Well, the trouble with audit the Fed is that that's not what it's about.
It's a misnomer.
The Fed's books are thoroughly and completely audited.
We are audited first by an outside private sector accounting firm, which gives us a clean bill of health.
Secondly, all of our books, all of our financials, everything is open to the GAO, the Government Accountability Office, which works for Congress and for the government and can look at anything it wants to look at.

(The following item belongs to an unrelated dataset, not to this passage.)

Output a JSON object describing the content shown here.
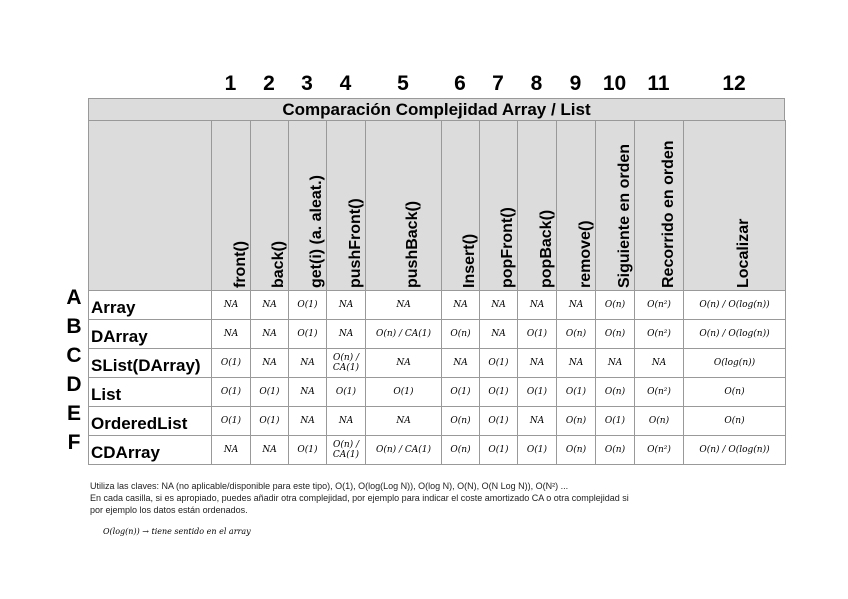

And third, we also have an independent inspector general that is able to, you know, evaluate any aspect of the Fed's financials or activities that it would like.

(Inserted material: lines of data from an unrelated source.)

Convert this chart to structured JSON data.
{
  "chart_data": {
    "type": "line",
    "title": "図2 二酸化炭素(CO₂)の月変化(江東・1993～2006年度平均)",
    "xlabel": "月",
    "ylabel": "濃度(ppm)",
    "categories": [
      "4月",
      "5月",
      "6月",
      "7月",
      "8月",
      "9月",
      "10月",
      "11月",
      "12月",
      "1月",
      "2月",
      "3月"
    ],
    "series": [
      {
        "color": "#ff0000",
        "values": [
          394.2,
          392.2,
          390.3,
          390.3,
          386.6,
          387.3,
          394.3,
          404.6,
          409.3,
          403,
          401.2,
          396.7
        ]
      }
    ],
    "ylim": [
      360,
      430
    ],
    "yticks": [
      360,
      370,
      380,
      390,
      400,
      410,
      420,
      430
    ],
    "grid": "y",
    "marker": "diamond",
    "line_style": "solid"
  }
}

If you'd like to see more about this, the Fed's website, federalreserve.gov, has a detailed discussion of all the various audits that the Federal Reserve goes to.
So all our financials, all of our activities, are thoroughly audited.
With one exception.
And that exception is that in the law which created the Government Accountability Office, the GAO, there is an exception made for monetary policy.
In other words, the GAO can do anything it wants at the Federal Reserve, but what it can't do is go in and audit a monetary policy decision.
Now, what the Audit the Fed bill would do is very simple.
It would strike that clause.
So if the Audit the Fed bill passed, then a congressman who didn't like the Fed's latest interest rate move could say, GAO, go audit that.
And what that would mean would be the Government Accountability Office would send its staff...
Into the Federal Reserve to look and see, you know, why did you guys raise interest rates and begin to investigate that decision?
And it seems to me that's the first step toward basically the Federal Reserve no longer being an independent central bank.
There's a very strong agreement around the world that if you want monetary policy made based on long-term considerations and not based on short-term political considerations, and the central bank needs to have some independence in making monetary policy, what this bill would do is strike at the very heart of that independence.
It's my opinion that many people who support the bill just think it means what it sounds like, which is something about the financials.
It has nothing to do with the financials.
It has to do with whether or not Congress can ask the GAO to investigate a decision by the Fed that it doesn't like.
And again, I think if you want a healthy economy...
You want to have a strong and independent central bank, and that is not consistent with that bill.